These activities benefit from the disciplinary structure of the Earth Sciences department as well as the collaboration with other BSC departments like the Computer Sciences and external institutions.

Some of the potential topics of interest for the department are listed below.

  • Classification Methods
  • Multivariate Methods
  • Deep Learning : Convolutional Neuronal Networks
  • Causal Effect Networks for Time-series Analysis

Atmospheric Composition

Currently working on the application of classification methods for the effect evaluation of the variability of meteorological variables on the concentration of specific pollutants. Another topic of study is the improvement of the emission model outputs by combining classification/Analogues methods with existing Kalman Filters (KF) algorithms. For more details, look at AC Machine Learning

Climate and Weather Prediction

Hurricanes Prediction

The use of Deep Learning methods, in particular convolutional neuronal networks, can be applied to Hurricanes and cyclones observational databases to predict the number of such extreme events for the subsequent years.

Bias Correction

The use of the Analogues technique utilized to improve the CALIOPE forecast might also be implemented within the MEDSCOPE project to improve the Bias correction and forecast calibration. Mutivariate-Analysis will also play an important role in the development of multivariate scores using EOF approach.

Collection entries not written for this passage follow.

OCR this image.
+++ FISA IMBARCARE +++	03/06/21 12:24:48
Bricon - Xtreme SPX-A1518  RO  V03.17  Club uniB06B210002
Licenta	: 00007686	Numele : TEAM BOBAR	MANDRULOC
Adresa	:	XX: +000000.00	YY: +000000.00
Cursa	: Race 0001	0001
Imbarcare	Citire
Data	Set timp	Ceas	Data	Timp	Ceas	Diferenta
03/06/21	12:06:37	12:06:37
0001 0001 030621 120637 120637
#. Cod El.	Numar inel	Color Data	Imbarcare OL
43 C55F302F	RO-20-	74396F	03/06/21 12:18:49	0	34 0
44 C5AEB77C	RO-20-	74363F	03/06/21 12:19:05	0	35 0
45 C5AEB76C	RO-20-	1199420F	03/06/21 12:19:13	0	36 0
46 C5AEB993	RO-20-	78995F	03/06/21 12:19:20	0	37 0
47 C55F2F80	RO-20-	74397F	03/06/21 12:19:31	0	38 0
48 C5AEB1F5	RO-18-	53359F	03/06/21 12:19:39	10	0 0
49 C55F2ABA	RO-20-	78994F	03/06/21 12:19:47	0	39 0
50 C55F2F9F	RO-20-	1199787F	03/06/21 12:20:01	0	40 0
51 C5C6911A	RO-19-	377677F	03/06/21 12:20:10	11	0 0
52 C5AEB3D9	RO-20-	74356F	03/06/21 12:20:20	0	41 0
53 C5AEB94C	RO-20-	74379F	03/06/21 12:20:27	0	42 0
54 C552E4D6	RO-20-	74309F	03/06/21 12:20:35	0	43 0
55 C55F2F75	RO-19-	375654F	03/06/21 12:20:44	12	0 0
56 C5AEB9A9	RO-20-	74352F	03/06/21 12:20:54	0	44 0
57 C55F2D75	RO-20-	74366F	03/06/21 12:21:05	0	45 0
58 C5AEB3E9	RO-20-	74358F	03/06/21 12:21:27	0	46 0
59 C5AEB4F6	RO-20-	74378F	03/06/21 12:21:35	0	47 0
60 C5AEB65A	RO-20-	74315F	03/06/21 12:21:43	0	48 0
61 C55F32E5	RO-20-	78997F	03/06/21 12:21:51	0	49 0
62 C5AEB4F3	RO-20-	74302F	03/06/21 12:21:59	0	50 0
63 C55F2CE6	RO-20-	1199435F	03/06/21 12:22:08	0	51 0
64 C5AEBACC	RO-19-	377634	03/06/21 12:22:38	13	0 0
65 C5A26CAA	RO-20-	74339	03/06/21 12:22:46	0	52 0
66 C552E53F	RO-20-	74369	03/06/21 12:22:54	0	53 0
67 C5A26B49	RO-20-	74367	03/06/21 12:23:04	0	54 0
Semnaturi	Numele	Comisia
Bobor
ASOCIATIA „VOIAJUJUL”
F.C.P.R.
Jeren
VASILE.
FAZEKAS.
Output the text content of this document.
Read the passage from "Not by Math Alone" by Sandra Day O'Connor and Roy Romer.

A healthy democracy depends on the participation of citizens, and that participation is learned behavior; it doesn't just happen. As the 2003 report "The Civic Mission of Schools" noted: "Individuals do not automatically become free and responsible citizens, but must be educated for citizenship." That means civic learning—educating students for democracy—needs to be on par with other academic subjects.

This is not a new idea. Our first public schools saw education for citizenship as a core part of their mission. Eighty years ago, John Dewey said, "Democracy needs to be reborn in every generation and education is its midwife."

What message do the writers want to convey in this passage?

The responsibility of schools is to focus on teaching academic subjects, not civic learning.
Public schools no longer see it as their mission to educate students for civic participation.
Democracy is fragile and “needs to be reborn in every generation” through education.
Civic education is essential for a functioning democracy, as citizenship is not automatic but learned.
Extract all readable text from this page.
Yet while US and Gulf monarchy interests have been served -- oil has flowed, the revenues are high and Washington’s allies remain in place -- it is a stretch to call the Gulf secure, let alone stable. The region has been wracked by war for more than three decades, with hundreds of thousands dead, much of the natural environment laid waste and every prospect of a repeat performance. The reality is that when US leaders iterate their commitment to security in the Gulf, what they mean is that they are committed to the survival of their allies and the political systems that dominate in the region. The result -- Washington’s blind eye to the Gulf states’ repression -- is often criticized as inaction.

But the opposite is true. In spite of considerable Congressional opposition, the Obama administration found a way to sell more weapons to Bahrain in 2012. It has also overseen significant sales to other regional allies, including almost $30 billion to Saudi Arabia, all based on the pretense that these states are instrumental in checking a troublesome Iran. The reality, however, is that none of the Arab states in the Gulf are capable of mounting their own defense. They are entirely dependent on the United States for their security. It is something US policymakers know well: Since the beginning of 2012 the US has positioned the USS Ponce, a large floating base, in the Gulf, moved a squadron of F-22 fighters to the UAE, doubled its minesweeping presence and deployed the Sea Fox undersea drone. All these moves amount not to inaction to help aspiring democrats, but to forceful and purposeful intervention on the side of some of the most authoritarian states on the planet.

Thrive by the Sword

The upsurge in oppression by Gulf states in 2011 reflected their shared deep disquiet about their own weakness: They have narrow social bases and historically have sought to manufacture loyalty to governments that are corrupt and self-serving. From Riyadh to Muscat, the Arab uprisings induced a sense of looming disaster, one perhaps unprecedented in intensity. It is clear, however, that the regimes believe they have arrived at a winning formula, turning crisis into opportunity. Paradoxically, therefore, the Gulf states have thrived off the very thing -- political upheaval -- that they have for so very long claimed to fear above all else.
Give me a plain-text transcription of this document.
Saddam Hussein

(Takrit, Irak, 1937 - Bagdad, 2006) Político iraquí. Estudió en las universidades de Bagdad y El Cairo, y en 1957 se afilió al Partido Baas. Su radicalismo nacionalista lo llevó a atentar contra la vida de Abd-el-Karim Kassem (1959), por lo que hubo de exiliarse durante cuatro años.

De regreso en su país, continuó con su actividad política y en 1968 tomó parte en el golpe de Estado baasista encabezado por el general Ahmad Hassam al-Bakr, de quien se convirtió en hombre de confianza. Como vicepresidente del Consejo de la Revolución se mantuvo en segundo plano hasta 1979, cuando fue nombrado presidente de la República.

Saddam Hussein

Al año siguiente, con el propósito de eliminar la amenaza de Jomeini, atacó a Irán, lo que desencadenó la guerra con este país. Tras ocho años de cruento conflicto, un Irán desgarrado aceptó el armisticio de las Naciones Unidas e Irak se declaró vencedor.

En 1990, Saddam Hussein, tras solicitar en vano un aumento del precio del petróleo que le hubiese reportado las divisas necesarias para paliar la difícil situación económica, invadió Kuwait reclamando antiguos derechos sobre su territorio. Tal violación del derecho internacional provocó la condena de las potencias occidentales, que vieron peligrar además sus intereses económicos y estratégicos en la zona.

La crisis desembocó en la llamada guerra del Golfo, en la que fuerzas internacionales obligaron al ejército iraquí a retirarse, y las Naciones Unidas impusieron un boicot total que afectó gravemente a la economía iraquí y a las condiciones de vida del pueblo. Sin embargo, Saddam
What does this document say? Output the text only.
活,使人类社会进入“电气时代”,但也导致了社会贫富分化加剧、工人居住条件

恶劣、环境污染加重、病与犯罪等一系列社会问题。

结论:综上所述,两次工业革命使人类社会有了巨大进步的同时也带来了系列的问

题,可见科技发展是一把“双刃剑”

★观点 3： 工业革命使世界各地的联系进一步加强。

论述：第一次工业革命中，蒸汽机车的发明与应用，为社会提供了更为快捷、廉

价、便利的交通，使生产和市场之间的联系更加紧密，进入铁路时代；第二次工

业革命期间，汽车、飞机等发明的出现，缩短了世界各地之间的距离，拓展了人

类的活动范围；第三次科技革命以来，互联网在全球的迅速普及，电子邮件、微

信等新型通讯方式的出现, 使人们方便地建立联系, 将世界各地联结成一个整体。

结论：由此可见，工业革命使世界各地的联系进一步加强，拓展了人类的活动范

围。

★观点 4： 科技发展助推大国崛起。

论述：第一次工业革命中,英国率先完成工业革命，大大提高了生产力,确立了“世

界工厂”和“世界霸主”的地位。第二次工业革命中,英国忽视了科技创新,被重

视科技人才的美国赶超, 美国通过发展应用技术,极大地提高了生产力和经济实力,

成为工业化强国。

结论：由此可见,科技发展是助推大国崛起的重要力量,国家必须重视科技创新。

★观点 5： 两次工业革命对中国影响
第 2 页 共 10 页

Teleconnections and Multivariate analysis

Causal interships between different predictants like geopotential, sea level pressure, seat surface temperature, precipitation level, ozone concentration, etc .. might be characterized and identified using causal effect networks. These studies help scientist to evaluate to what extent variability modes occurs and the impact of their influence into different components of the earth dynamics system.

Earth Sciences Services

This particular area benefit from the application of machine learning techniques like multivariate analysis among others, applied to the different research fields of the department to extract valuable information for decision making in a wide spectrum of applications in society, agriculture, energy, health etc.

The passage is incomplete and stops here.